Parenting is sometimes tough and challenging, but your child’s smile is all that matters. Well, kids sometimes behave, and like to throw a tantrum here and there. Yelling is the last thing you should do, because it looks like adding fuel to the fire.
We know that you are tired and exhausted at the end of the day, but yelling won’t help your kid, and you will feel even more frustrated.
Learn how to keep your temper under control. Avoid yelling, screaming or shouting. Kids depend on you, and you need to be a mature person who knows how to handle pressure.
5 anger management techniques to stop yelling at your kids.
Communicate effectively
Toddlers don’t even listen when you yell which is why yelling is ineffective and even harmful.
Use firm language, and be calm
Try to sound strict and relaxed at the same time. It seems hard, but you’ll make it.
Eye contact matters
Your kid needs that eye contact. That’s the only way to make sure they understand your words. You can also kneel or lean to meet their eye level.
Keep it concise
If you keep talking about the same thing, your kid will ignore you. So, try to get to the point, make them understand your words, and let it go.
Consistency is important
Be consistent about the behavior you like to see in your kid. Don’t change your attitude every day, because your kid will end up confused.
Listen
Your child may be giving you an attitude for a reason. Listen and watch carefully. Teach your kid how to talk politely and properly. Let them talk, and then take your turn.
Prepare beforehand
Dr. Alan Kazdin, a Yale professor of child psychiatry and physiology, explains that the ABCs programs really work:
Antecedent
First, prepare your child for what you expect them to do before they need to do that. This will give them time to prepare and remember stuff.
Behavior
Reinforce and mold the behavior. Children usually learn by example, so try to be a good one.
Consequence
In this stage, you are expected to show positive reinforcement to your child for bringing out the correct behavior. Praise them when they do something good, and a hug is always a good idea.
Recognize your anger. If you feel like there’s a storm coming your way, prepare yourself and the kids, too.
Tell them that you had a bad day or feel tired. Make sure they understand that you are worried about their safety.
Understand your anger management process
Anger is a simple emotion, and you have to learn how to understand it. In this way you will be able to control it.
Determine the root
Anger is a secondary emotion, and comes as a result of other emotions. Try to think about it. Do you feel sad, upset, fearful, panicked, stressed, embarrassed, overwhelmed, or helpless?
What triggers your yelling?
This will help you prepare the kids beforehand. Most parents are usually triggered by sentences like:
- “I don’t wanna!”
- “You can’t make me do it!”
- “Why can’t I?”
- “Are we there yet?”
Negative behavior is also a trigger (leaving a mess, fighting or talking back).
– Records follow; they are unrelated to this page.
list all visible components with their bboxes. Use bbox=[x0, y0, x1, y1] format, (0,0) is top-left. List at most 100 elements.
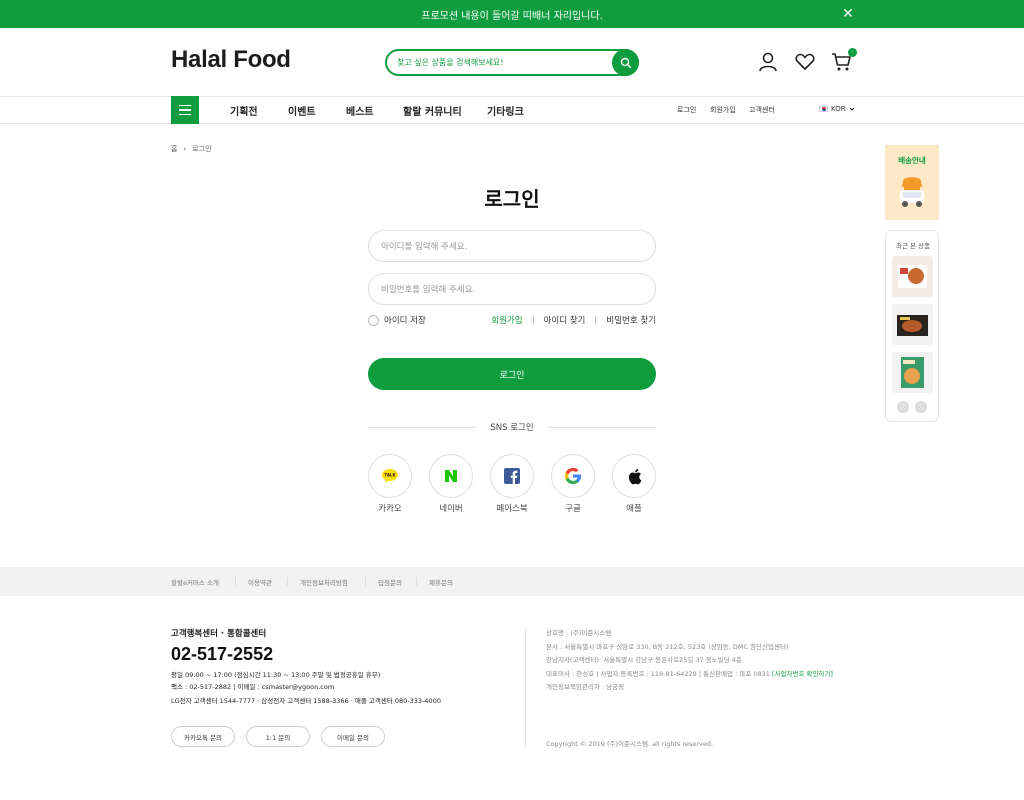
recent-product-thumbnail[interactable] bbox=[892, 304, 933, 345]
registration-text: 대표이사 : 한성호 | 사업자 등록번호 : 119-81-64229 | 통… bbox=[546, 669, 772, 678]
sns-label: 네이버 bbox=[439, 504, 463, 514]
promo-text: 프로모션 내용이 들어갈 띠배너 자리입니다. bbox=[421, 10, 603, 22]
kakaotalk-inquiry-button[interactable]: 카카오톡 문의 bbox=[171, 726, 235, 747]
util-cs-link[interactable]: 고객센터 bbox=[749, 105, 775, 115]
login-options: 아이디 저장 회원가입 아이디 찾기 비밀번호 찾기 bbox=[368, 314, 656, 328]
divider bbox=[287, 577, 288, 586]
find-id-link[interactable]: 아이디 찾기 bbox=[534, 314, 596, 326]
sns-label: 카카오 bbox=[378, 504, 402, 514]
fax-email: 팩스 : 02-517-2882 | 이메일 : csmaster@ygoon.… bbox=[171, 683, 335, 691]
recent-product-thumbnail[interactable] bbox=[892, 256, 933, 297]
recent-products-panel: 최근 본 상품 ‹ › bbox=[885, 230, 939, 422]
one-to-one-inquiry-button[interactable]: 1:1 문의 bbox=[246, 726, 310, 747]
close-icon[interactable]: ✕ bbox=[840, 6, 856, 22]
company-info: 상호명 : (주)이준시스템 본사 : 서울특별시 마포구 성암로 330, B… bbox=[546, 627, 833, 695]
kakao-button[interactable]: TALK bbox=[368, 454, 412, 498]
customer-center: 고객행복센터 · 통합콜센터 02-517-2552 평일 09:00 ~ 17… bbox=[171, 627, 441, 707]
nav-item-best[interactable]: 베스트 bbox=[346, 103, 374, 118]
recent-pager: ‹ › bbox=[897, 401, 927, 413]
id-field bbox=[368, 230, 656, 262]
footer-link-terms[interactable]: 이용약관 bbox=[248, 577, 272, 587]
save-id-label: 아이디 저장 bbox=[384, 316, 426, 326]
language-selector[interactable]: KOR bbox=[819, 105, 855, 113]
password-field bbox=[368, 273, 656, 305]
naver-button[interactable] bbox=[429, 454, 473, 498]
divider bbox=[235, 577, 236, 586]
email-inquiry-button[interactable]: 이메일 문의 bbox=[321, 726, 385, 747]
recent-product-thumbnail[interactable] bbox=[892, 352, 933, 393]
logo[interactable]: Halal Food bbox=[171, 46, 291, 74]
apple-icon bbox=[628, 468, 641, 484]
hamburger-icon bbox=[179, 104, 191, 107]
delivery-info-banner[interactable]: 배송안내 bbox=[885, 145, 939, 220]
company-branch: 강남지사(고객센터): 서울특별시 강남구 봉은사로25길 37 정노빌딩 4층 bbox=[546, 656, 742, 664]
footer-link-store-inquiry[interactable]: 입점문의 bbox=[378, 577, 402, 587]
footer-divider bbox=[525, 627, 526, 747]
customer-center-phone: 02-517-2552 bbox=[171, 644, 274, 664]
join-link[interactable]: 회원가입 bbox=[481, 314, 532, 326]
company-registration: 대표이사 : 한성호 | 사업자 등록번호 : 119-81-64229 | 통… bbox=[546, 668, 833, 682]
korea-flag-icon bbox=[819, 106, 828, 112]
apple-button[interactable] bbox=[612, 454, 656, 498]
footer-nav: 할랄e커머스 소개 이용약관 개인정보처리방침 입점문의 제휴문의 bbox=[0, 567, 1024, 596]
delivery-info-label: 배송안내 bbox=[898, 156, 926, 165]
google-button[interactable] bbox=[551, 454, 595, 498]
footer-link-privacy[interactable]: 개인정보처리방침 bbox=[300, 577, 348, 587]
copyright: Copyright © 2019 (주)이준시스템. all rights re… bbox=[546, 740, 714, 748]
util-join-link[interactable]: 회원가입 bbox=[710, 105, 736, 115]
company-name: 상호명 : (주)이준시스템 bbox=[546, 629, 612, 637]
sns-naver[interactable]: 네이버 bbox=[429, 454, 473, 514]
product-image bbox=[898, 265, 927, 288]
nav-item-event[interactable]: 이벤트 bbox=[288, 103, 316, 118]
account-links: 회원가입 아이디 찾기 비밀번호 찾기 bbox=[481, 314, 656, 326]
customer-center-info: 평일 09:00 ~ 17:00 (점심시간 11:30 ~ 13:00 주말 … bbox=[171, 669, 441, 707]
search-button[interactable] bbox=[612, 49, 639, 76]
kakao-icon: TALK bbox=[382, 469, 398, 483]
breadcrumb-current: 로그인 bbox=[192, 145, 212, 153]
header: Halal Food · bbox=[0, 28, 1024, 96]
user-icon[interactable] bbox=[757, 51, 779, 73]
next-arrow-icon[interactable]: › bbox=[915, 401, 927, 413]
google-icon bbox=[564, 467, 581, 484]
heart-icon[interactable] bbox=[794, 51, 816, 73]
chevron-right-icon: › bbox=[183, 145, 187, 153]
customer-center-title: 고객행복센터 · 통합콜센터 bbox=[171, 629, 267, 639]
password-input[interactable] bbox=[381, 282, 641, 297]
divider bbox=[416, 577, 417, 586]
sns-kakao[interactable]: TALK 카카오 bbox=[368, 454, 412, 514]
search-icon bbox=[620, 57, 631, 68]
sns-label: 페이스북 bbox=[496, 504, 528, 514]
sns-facebook[interactable]: 페이스북 bbox=[490, 454, 534, 514]
promo-banner: 프로모션 내용이 들어갈 띠배너 자리입니다. ✕ bbox=[0, 0, 1024, 28]
nav-item-exhibition[interactable]: 기획전 bbox=[230, 103, 258, 118]
main-nav: 기획전 이벤트 베스트 할랄 커뮤니티 기타링크 로그인 회원가입 고객센터 K… bbox=[0, 96, 1024, 124]
sns-label: 애플 bbox=[626, 504, 642, 514]
find-password-link[interactable]: 비밀번호 찾기 bbox=[596, 314, 656, 326]
breadcrumb-home[interactable]: 홈 bbox=[171, 144, 177, 154]
sns-google[interactable]: 구글 bbox=[551, 454, 595, 514]
sns-login-heading: SNS 로그인 bbox=[368, 421, 656, 435]
util-login-link[interactable]: 로그인 bbox=[677, 105, 696, 115]
cart-badge: · bbox=[848, 48, 857, 57]
menu-button[interactable] bbox=[171, 96, 199, 124]
sns-label: 구글 bbox=[565, 504, 581, 514]
facebook-button[interactable] bbox=[490, 454, 534, 498]
verify-business-link[interactable]: [사업자번호 확인하기] bbox=[772, 670, 833, 678]
footer-link-partner-inquiry[interactable]: 제휴문의 bbox=[429, 577, 453, 587]
company-hq: 본사 : 서울특별시 마포구 성암로 330, B동 212호, 523호 (상… bbox=[546, 642, 789, 651]
nav-item-links[interactable]: 기타링크 bbox=[487, 103, 524, 118]
cart-icon[interactable]: · bbox=[831, 48, 857, 73]
language-label: KOR bbox=[831, 105, 846, 113]
login-button[interactable]: 로그인 bbox=[368, 358, 656, 390]
sns-apple[interactable]: 애플 bbox=[612, 454, 656, 514]
id-input[interactable] bbox=[381, 239, 641, 254]
naver-icon bbox=[445, 470, 457, 482]
save-id-option[interactable]: 아이디 저장 bbox=[368, 314, 426, 326]
partner-centers: LG전자 고객센터 1544-7777 · 삼성전자 고객센터 1588-336… bbox=[171, 697, 441, 705]
prev-arrow-icon[interactable]: ‹ bbox=[897, 401, 909, 413]
search-input[interactable] bbox=[397, 55, 607, 70]
nav-item-community[interactable]: 할랄 커뮤니티 bbox=[403, 103, 462, 118]
delivery-truck-icon bbox=[900, 177, 924, 207]
save-id-radio[interactable] bbox=[368, 314, 379, 326]
footer-link-about[interactable]: 할랄e커머스 소개 bbox=[171, 577, 219, 587]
External factors are also an issue.
Notice physical responses
Your body will always tell if there’s a wave of anger coming to hit your face. Look for the following signs:
- Reddening face
- Quickened pulse or heart rate
- Clenched fists
- Tightened muscles
- Shallow breathing
Understand the purpose of your anger
Anger comes for a reason. Things may not go smooth for you, and you need to understand the things that make you angry.
Breaks are healthy
If you can’t control your anger, leave the room, and tell your kids that you are way too angry to handle their attitude. Take a deep breath, and focus on your breaths. Wash your face, have a shower, and do whatever relaxes your body or mind. You can also say a mantra to bring out that positive thinking. Here are some nice suggestions:
- I will only spread love
- My child needs to be understood
- It’s not the end of the world
- My kid has a problem
- Where’s my patience?
- Practice saves you
You are not perfect. I am not perfect. Simple as that. That’s why you should focus on your anger and the mistakes you are making.
Learn to be calm, and try some new techniques:
- Mindfulness meditation
- Keeping a journal to write down gratefulness and other thoughts
- Yoga
You can also do sport, write a journal to get rid of the anger, make art or scream in your pillow. You can punch it, too.
Final words
We’ve all yelled at our child. You can change that on time. Your kid doesn’t deserve your attitude, and you can even cause serious emotional and mental damage. Words can be as damaging as physical hitting.
If you are angry all the time, your kids will be just like you. You are their example, remember?